After a pause Harry said, “I don’t want to go. I love this country. But when you feel the ground move below you it is damn foolishness to pretend you feel nothing. The other day I was standing outside the office with old man Sebastien. I don’t know whether you know him. He is one of those manic-depressives — all their madness come out in property. He was in one of his manic moods. And when he is like that the family can’t control him. Everybody selling or trying to sell, but Sebastien just want to buy now. The man come to your house at midnight. He suddenly want to buy this or he suddenly decide to buy that. I was standing up with him on the pavement, trying to cool him down and prevent him coming inside the office. And this old black feller come down the street, pushing a little box cart. Old black feller, old rummy face — thousands like him. When he reach us he stop in the road, he raise his hand and point at me and he say, ‘You! You is a Jew.’ Just like that, and then he move on, pushing his little cart. He didn’t make any big scene. It was as though he just stop to ask me the time. Now why the hell should an old black man stop and accost me like that? He make me feel I get off the ship in 1938 with a pack on my back.”

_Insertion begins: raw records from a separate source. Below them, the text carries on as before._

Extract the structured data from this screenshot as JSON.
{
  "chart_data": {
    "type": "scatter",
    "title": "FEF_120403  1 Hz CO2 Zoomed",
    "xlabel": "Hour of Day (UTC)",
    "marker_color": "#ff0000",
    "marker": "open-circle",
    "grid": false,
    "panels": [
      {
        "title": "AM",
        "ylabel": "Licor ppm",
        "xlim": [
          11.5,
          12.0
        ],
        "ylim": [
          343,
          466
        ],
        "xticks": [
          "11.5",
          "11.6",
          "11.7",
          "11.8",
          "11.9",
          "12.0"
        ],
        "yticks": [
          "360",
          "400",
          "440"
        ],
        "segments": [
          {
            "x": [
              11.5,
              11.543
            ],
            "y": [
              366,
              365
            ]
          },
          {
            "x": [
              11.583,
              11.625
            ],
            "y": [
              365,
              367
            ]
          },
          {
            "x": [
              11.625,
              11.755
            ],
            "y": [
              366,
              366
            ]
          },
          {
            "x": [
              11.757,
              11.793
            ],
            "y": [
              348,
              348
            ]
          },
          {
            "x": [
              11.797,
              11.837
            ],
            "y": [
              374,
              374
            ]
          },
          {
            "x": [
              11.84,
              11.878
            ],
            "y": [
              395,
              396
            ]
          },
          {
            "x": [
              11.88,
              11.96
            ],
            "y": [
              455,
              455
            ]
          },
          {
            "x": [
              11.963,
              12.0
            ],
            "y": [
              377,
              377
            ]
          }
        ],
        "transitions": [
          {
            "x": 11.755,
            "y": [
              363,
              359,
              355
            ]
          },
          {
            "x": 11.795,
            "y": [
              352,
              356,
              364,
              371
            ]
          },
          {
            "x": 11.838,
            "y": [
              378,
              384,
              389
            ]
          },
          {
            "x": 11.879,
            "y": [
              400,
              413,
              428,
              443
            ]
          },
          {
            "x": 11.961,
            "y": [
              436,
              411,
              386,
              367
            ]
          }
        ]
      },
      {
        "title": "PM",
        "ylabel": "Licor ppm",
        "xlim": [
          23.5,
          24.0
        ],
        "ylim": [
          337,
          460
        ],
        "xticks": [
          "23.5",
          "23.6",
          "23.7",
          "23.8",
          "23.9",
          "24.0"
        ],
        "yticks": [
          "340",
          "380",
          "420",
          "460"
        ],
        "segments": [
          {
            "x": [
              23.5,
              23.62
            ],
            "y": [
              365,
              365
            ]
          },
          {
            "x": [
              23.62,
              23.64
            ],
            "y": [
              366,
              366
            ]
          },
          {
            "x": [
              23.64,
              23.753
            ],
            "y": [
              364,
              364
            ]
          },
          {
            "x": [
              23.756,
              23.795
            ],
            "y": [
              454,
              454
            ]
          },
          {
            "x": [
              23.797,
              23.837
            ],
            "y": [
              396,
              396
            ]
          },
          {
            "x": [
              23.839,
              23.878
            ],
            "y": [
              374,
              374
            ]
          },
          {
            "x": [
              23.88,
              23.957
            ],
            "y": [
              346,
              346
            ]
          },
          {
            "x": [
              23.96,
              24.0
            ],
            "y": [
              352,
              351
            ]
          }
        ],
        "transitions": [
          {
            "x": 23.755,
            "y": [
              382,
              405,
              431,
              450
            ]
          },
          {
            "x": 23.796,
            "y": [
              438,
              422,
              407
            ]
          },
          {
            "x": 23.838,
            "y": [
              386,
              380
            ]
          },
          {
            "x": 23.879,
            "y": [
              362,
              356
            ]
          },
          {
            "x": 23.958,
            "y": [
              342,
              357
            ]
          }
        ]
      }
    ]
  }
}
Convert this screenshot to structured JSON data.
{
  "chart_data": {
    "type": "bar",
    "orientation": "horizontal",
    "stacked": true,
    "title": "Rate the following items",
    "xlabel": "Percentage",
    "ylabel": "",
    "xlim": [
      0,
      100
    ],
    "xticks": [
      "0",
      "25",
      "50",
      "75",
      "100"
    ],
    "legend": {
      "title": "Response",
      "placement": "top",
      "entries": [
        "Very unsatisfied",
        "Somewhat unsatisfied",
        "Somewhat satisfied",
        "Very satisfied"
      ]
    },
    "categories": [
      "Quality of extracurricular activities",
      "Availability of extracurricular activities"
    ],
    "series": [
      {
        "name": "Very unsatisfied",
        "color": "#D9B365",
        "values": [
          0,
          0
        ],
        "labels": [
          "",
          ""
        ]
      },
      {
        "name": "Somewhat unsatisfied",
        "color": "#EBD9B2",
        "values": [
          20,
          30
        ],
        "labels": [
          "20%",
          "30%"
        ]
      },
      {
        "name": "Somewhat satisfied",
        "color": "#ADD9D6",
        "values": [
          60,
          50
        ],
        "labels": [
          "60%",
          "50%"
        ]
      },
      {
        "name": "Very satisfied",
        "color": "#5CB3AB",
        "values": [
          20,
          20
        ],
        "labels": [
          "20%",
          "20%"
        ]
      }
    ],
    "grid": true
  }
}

Roche said, “He was probably drunk.”
“Well, yes. Drunk. But what the hell does it mean to him? What kind of funny ideas are going around this place? I don’t know whether you notice how suspicious everybody is these days. Everybody nervous and a little tense. You don’t feel it? Everybody feel that the other guy have some important kind of secret. Look, like the way I know people feel about me since this landed-immigrant status. Like the way I too feel about Meredith these past two-three weeks. I don’t know what it is. All I know is that Merry is up to something, and I have to be a little careful. Sometimes in this place, you know, you can wonder what century you living in. Mrs. Grandlieu ever tell you how her father-in-law died? He was going round one of the estates one morning. In the middle of the morning he went back to the estate house for breakfast. He drank some water from his own icy-hot — a thermos flask, nuh — and straightaway he feel he want to vomit. You know the first thing he ask for? A basin, to vomit in. It took him six hours to die. Six hours.”
“Poison,” Roche said. “That’s very African.”
“The man vomiting up his guts. He is a dying man, and you know all he could think of? He want people to save his vomit — all his vomit — and take it to the police. That is the only thing he is talking about. And that is how he spent his last hours on earth: thinking about Negroes and the police and punishment. As though on the last day of his life he went back a hundred and fifty years and was a slave owner again. I don’t want to die with thoughts like that in my head, man. And that was just in 1938, you know. You know how they catch the poisoner? A month later, Christmas week, a crazy old black woman start parading through the town, shouting and crying, ‘I see Jesus! I see Mary!’ She was the poisoner. And she nearly cause a riot, eh, before they put her away in the madhouse. She had nothing to do with the estate. She’d just seen old Grandlieu in the morning, that’s all. When I hear people shouting about Jesus and Mary, and I see candles on the beach, I feel funny.”